Wenige Spieler tragen einen Halsschutz

Ein Blick in die Gegenwart zeigt: Im Unterzieher integrierte Halsschützer, aus Kevlar, sind auf Schweizer Eis äusserst selten. Langnau Stürmer Pascal Berger gehört zu den wenigen, die einen tragen. Warum?

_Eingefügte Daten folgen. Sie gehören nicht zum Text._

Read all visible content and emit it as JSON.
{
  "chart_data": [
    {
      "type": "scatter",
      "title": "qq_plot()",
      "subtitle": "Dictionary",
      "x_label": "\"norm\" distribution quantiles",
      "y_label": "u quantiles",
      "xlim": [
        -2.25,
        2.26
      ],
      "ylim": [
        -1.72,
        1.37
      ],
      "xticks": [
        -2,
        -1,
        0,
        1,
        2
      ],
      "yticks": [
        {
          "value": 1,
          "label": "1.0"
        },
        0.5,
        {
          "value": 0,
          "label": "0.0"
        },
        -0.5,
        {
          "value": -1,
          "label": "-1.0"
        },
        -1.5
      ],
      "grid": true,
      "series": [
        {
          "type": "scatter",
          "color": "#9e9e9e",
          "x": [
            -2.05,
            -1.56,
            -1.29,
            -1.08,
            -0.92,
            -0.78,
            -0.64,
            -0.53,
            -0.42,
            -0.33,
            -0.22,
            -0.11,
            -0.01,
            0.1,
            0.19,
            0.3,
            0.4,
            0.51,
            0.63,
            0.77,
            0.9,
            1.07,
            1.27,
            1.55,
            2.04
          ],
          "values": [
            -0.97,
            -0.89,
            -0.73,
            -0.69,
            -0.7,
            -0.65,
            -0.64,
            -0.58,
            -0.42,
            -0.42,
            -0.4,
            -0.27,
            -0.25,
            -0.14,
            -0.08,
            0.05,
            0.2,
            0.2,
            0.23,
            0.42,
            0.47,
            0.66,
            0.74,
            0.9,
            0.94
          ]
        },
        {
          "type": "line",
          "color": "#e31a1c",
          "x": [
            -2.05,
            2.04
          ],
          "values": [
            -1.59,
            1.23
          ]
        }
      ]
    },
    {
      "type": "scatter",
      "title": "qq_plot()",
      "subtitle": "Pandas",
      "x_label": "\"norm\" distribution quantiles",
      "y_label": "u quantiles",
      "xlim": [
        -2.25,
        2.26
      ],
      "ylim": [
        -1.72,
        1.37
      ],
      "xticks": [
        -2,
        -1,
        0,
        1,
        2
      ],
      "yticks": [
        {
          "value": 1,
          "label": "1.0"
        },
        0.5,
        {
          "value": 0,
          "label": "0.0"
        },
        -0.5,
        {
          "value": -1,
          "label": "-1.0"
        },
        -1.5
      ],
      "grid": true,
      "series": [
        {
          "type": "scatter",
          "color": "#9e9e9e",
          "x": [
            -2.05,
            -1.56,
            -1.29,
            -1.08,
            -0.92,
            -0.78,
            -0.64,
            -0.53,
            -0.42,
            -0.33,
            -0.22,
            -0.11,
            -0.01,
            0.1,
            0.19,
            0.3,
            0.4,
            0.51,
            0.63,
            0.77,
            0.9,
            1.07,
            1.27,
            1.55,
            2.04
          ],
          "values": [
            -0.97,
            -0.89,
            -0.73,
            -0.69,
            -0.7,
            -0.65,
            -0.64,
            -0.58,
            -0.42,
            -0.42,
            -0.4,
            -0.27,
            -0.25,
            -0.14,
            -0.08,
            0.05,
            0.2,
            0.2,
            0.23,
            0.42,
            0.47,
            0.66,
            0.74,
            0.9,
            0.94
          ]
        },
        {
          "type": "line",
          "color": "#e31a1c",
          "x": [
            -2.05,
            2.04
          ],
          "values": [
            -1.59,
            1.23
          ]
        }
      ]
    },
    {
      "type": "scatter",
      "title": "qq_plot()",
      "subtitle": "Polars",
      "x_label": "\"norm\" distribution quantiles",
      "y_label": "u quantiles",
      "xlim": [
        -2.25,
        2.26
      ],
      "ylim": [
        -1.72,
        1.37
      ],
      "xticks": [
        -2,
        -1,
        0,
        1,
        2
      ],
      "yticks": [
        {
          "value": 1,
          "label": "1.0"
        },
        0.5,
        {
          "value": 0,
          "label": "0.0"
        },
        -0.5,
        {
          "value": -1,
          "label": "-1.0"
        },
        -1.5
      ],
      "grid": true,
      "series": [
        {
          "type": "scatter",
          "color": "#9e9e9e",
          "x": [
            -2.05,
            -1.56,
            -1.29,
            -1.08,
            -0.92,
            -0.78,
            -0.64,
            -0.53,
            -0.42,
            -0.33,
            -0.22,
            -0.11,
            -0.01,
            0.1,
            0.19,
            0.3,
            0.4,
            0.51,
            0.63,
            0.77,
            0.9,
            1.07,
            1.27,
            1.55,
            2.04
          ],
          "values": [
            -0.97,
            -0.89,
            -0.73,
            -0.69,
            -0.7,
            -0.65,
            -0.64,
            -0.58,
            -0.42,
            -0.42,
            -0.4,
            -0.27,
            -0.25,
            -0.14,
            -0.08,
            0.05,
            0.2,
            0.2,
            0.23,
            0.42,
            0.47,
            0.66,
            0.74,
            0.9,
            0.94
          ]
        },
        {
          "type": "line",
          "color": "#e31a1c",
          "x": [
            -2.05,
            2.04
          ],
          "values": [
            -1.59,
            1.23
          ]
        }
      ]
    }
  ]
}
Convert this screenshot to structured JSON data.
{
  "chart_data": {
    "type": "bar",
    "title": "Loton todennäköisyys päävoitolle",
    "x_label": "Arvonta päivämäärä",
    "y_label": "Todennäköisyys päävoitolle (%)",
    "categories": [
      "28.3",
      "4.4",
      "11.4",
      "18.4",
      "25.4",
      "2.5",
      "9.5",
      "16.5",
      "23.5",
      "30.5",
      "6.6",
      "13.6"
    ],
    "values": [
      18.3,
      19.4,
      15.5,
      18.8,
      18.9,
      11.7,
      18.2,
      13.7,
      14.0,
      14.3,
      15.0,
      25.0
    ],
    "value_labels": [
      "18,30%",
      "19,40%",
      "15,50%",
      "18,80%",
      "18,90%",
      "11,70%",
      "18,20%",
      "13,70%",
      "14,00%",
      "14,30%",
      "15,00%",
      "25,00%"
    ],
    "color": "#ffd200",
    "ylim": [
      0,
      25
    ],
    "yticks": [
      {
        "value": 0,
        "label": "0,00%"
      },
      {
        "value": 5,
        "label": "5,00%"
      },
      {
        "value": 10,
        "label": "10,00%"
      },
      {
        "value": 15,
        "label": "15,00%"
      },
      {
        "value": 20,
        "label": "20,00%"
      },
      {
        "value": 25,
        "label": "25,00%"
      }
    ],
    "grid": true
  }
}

Hört man sich in der Gottéron Garderobe herum, ergeben sich zwei Schlüsse. Erstens sei es im Moment schwierig, überhaupt einen Halsschutz zu bekommen. Dies berichten Sandro Schmid und Maximilian Streule übereinstimmend. Beide hätten sich schlau gemacht, doch oft hiess es "ausverkauft". Zweitens war das Thema vor dem Johnson-Unfall nur marginal präsent. Schmid und Streule betonten aber beide, sie wollen sich einen Halsschutz anschaffen, sobald das Material wieder verfügbar sei. Im Moment spielt keiner der Gottéron-Spieler mit einem Halsschutz. 

Einer, der dies tat, ist Philippe Furrer. Allerdings nicht aus reinen Sicherheitsmotiven, sondern weil der Halsschutz zugleich warm hielt. 

Philippe Furrer, hier bei einem Rencontre mit dem damaligen SCB Spieler Thomas Rüfenacht. Gut sichtbar: sein Rollkragen mit integriertem Halsschutz. Quelle: Keystone

Anders als in der Schweiz, wo jeder Spieler machen kann wie ihm beliebt, gilt in Schweden und Finnland seit längerem ein Obligatorium. In Deutschland wird ein solches auf den 1.1.2024 eingeführt. 

Jeder kann machen wie er will - oder Pflicht?

In der Schweiz hat sich die Liga noch nicht zum Politikum geäussert. Auch die Spielergewerkschaft liess sich noch nicht in die Karten schauen. Bei den Spielern selber besteht im Moment der Hang zu, "wir sind alle Erwachsen - jeder soll selber entscheiden." Im Moment, da ist das Thema aufgrund des tragischen Unfalls präsent. Doch wird dies in den Playoffs auch noch so sein? Sind die Gedanken dann - in der Moneytime - noch immer beim Halsschutz? Es darf gezweifelt werden. Solche Unfälle passieren, glücklicherweise, zu selten, um nachhaltig etwas zu verändern.

Genau darum braucht es ein Obligatorium! Es ist Aufgabe der Liga, die Spieler vor sich selbst und genau dieser Mentalität zu schützen. Agieren statt reagieren. Durch ein Obligatorium kann kein Spieler einen Nachteil, beispielsweise in der Bewegungsfreiheit, geltend machen. Denn alle betreten das Eis mit denselben Voraussetzungen. Und überhaupt: Ob ein, ein paar Millimeter dicker Halsschutz die Bewegungsfreiheit oder den Komfort einschränkt, sei dahingestellt. Selbst wenn dürften sich die Spieler nach wenigen Wochen daran gewöhnt haben. Die Beispiele aus Schweden und Finnland zeigen, es funktioniert. Denn obwohl das Obligatorium dort schon lange besteht, zeigten sich keinerlei negative Auswirkungen auf das Spiel und die Spieler. 

Liga und Spielergewerkschaften müssen sich nun dem Thema stellen und klar Position beziehen. Ob sich ein Obligatorium in dieser Saison noch umsetzen lassen würde, ist schwer zu sagen. Spätestens ab nächster Saison gibt es aber keinen Weg mehr daran vorbei.